EOS, 2005, 677 pages, C$10.99 mmpb, ISBN 978-0-380-82022-1
I may be one of the few who still remembers that in the wild and woolly days of 1997, Walter Jon Williams launched a short-lived on-line SF criticism magazine called “Hardwired”. It was meant to be by and for working SF writer trying to advance the state of the art and warn against the perils of commercial publishing. The second issue was dedicated to Fat Fantasy, the pernicious tendency of fantasy to be spread over lengthy volumes. (The magazine disappeared from the web in 2005, but The Internet Archive remembers everything!)
But fast-forward ten years later, and even the snarkiest writers can do things that their earlier selves might have found ironic. So it was that between 2002 and 2005, Walter Jon Williams saw the publication of a space-opera trilogy called Dread Empire’s Fall. A big straight-to-paperback 1,500-page trilogy.
There are probably excellent reasons for this. Despite William’s continued brilliance, he has never completely caught fire commercially. Brilliant early-nineties novels like Aristoi might have anticipated the post-human SF craze that gave rise to Charles Stross’ Accelerando by a good thirteen years, but they haven’t made Williams a best-selling SF writer. The post-Aristoi phase of William’s career was marked by attempts to broaden his scope as a writer, but those efforts didn’t pan out as planned: His ambitious fantasy trilogy begun with Metropolitan remains unfinished (a victim of publishing industry reorganization, we’re told), and the fat disaster novel The Rift (by “Walter J. Williams”) wasn’t followed by any further attempt at the mainstream thriller market.
What we got next was Dread Empire’s Fall, a trilogy going after the same military-SF audience that have made David Weber a bestselling author. Clever career move? Maybe. As a reader, I’m only qualified to say that the trilogy felt less interesting than Williams’ previous novels, and the thing that fascinated me the most about it was how it wobbled more than what it did well.
I haven’t reviewed the first two volumes of the series in part because they seemed a bit light: The plot-to-page ratio felt closer to Fat Fantasy than to most contemporary SF. As Williams set up his universe, his characters and his plot, the trilogy seemed stuck in one set piece after another.
(For reference, a nutshell summary of the trilogy: The last of the galaxy-controlling aliens dies, plunging the “Dread Empire” in a civil war that’s roughly humans-against-nasty-aliens. Against that backdrop, competent but badly-connected captain Gareth Martinez falls in love with the ruthless pilot Caroline Sula. Numerous complications due to the highly rigid nature of their society make their love difficult and their military career dangerous.)
The good news is that Conventions of War delivers a satisfying (albeit not happy) conclusion to the entire trilogy, and that it ties up the subplots that took so long to set up in the first two thirds of the trilogy. Williams writes entertainingly no matter what he does, and so Conventions of War is a pleasant diversion from beginning to end. His characters alone are worth the ride: Martinez is sympathetic yet beholden to an awful system, whereas Sula is a force of nature that’s as deadly as she’s worth cheering for.

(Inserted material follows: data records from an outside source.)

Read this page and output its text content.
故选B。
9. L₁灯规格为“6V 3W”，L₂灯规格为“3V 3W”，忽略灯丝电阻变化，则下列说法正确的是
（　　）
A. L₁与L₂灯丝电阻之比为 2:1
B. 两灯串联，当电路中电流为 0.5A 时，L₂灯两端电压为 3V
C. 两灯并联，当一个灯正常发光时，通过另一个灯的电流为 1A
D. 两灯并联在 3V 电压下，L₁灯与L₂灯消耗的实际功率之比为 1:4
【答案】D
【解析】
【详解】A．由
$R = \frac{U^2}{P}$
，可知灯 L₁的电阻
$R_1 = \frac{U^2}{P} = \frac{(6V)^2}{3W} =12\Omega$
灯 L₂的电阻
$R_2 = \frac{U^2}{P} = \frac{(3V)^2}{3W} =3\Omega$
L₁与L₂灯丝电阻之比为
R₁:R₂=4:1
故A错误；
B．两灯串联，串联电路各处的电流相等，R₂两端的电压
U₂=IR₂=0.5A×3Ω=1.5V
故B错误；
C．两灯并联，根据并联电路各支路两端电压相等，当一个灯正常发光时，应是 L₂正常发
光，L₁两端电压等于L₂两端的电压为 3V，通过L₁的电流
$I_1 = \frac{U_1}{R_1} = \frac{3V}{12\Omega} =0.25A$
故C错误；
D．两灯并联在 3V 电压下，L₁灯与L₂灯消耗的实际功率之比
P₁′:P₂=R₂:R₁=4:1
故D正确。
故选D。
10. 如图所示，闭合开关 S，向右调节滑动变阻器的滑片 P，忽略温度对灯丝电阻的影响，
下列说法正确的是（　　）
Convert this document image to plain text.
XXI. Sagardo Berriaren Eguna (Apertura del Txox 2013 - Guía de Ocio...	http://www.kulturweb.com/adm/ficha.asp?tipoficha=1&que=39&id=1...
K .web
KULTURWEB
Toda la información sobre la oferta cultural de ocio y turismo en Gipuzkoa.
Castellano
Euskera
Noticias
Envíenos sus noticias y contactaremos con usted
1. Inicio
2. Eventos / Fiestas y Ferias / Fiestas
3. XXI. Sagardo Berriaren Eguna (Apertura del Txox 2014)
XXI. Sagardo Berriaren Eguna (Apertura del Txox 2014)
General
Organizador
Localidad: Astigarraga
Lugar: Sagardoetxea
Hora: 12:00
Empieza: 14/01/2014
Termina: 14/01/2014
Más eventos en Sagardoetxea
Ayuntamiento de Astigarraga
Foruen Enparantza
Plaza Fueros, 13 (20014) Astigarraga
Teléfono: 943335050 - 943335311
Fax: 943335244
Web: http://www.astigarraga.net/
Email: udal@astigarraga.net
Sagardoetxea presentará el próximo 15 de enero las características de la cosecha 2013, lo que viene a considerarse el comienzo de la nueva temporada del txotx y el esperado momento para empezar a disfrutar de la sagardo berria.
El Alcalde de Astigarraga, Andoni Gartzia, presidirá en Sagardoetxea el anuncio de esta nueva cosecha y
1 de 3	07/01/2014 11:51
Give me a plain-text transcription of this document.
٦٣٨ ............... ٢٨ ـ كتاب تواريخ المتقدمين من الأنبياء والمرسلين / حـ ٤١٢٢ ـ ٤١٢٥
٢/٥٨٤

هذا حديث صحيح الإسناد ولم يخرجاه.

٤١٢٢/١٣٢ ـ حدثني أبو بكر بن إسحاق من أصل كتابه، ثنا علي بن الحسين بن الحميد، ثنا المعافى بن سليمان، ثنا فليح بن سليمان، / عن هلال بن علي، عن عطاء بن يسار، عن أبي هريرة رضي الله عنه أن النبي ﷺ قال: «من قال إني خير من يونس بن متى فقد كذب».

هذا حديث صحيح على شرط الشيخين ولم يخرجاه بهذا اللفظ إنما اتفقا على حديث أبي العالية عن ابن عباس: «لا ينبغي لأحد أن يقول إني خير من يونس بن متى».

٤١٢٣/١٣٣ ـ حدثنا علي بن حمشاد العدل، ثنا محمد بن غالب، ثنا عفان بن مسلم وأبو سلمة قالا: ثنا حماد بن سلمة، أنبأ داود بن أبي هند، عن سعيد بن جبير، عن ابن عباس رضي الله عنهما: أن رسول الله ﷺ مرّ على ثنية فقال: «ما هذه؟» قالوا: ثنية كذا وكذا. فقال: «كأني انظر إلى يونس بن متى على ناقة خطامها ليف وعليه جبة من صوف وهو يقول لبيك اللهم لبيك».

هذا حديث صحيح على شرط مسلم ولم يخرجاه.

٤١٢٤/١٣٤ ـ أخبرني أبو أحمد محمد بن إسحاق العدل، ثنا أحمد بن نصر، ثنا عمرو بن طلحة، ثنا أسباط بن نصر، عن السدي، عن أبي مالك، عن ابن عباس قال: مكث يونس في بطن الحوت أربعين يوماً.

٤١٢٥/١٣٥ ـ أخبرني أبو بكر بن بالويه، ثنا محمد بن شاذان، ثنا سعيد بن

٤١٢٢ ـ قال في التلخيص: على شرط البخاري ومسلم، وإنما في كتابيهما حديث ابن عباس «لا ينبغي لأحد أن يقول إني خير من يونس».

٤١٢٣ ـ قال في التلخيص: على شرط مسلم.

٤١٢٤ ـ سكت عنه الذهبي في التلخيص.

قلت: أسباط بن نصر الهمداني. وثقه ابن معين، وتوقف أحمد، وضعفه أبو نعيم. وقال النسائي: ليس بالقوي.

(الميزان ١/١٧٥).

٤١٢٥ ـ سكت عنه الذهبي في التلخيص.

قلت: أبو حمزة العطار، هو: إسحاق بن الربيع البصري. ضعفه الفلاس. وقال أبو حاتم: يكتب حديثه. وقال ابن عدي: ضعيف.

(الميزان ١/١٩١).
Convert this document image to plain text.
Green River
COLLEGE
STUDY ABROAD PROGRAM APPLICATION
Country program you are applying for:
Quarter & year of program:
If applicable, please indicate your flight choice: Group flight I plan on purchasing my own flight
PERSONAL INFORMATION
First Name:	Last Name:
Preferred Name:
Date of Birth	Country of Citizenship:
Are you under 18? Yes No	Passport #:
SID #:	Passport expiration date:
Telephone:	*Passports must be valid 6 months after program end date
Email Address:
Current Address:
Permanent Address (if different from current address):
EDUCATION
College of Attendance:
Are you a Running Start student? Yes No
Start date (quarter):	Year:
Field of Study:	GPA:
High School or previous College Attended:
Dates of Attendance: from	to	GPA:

But the series feels like a badly-controlled experiment, and the third volume is worse than the others in reinforcing that feeling. At roughly 50% longer that the first two volumes, Conventions of War physically gives the impression of a story that has sprawled out of control. The move away from space battles into ground-side resistance and shipboard murder mystery also smacks of a runaway plot: in order to give interesting alternating chapters as he flips between his two protagonists, Williams finds himself spreading the story thin. And, throughout, the same thoughts bubble up: Is there a point to making this story 1,500 pages? Couldn’t this have been done in a single volume?
Because even with the triumphant space battles at the end, even despite the amusing details about a society engineered to be rigidly hierarchical, Dread Empire’s Fall feels like a minor work, a writer playing games on his readership. The society described here feels too stunted to survive long (it does change during the trilogy, though not enough to preclude further volumes) and the overall feel is closer to a comfort fantasy trilogy than an authentic work of extrapolative science-fiction. But, then again, this is meant to be a military space-opera, and as such, Dread Empire’s Fall is more interesting than most examples in the genre. Williams certainly earns point for delivering an uncomfortable conclusion that remains true to the emotional arc of the characters.
Not having access to Bookscan numbers, I can’t say whether this side-trip in Fat Space Opera has been fruitful for Williams. It’s certainly not a complete artistic success despite good moments here and there. But that only makes my anticipation for his next book even bigger: What will he try next?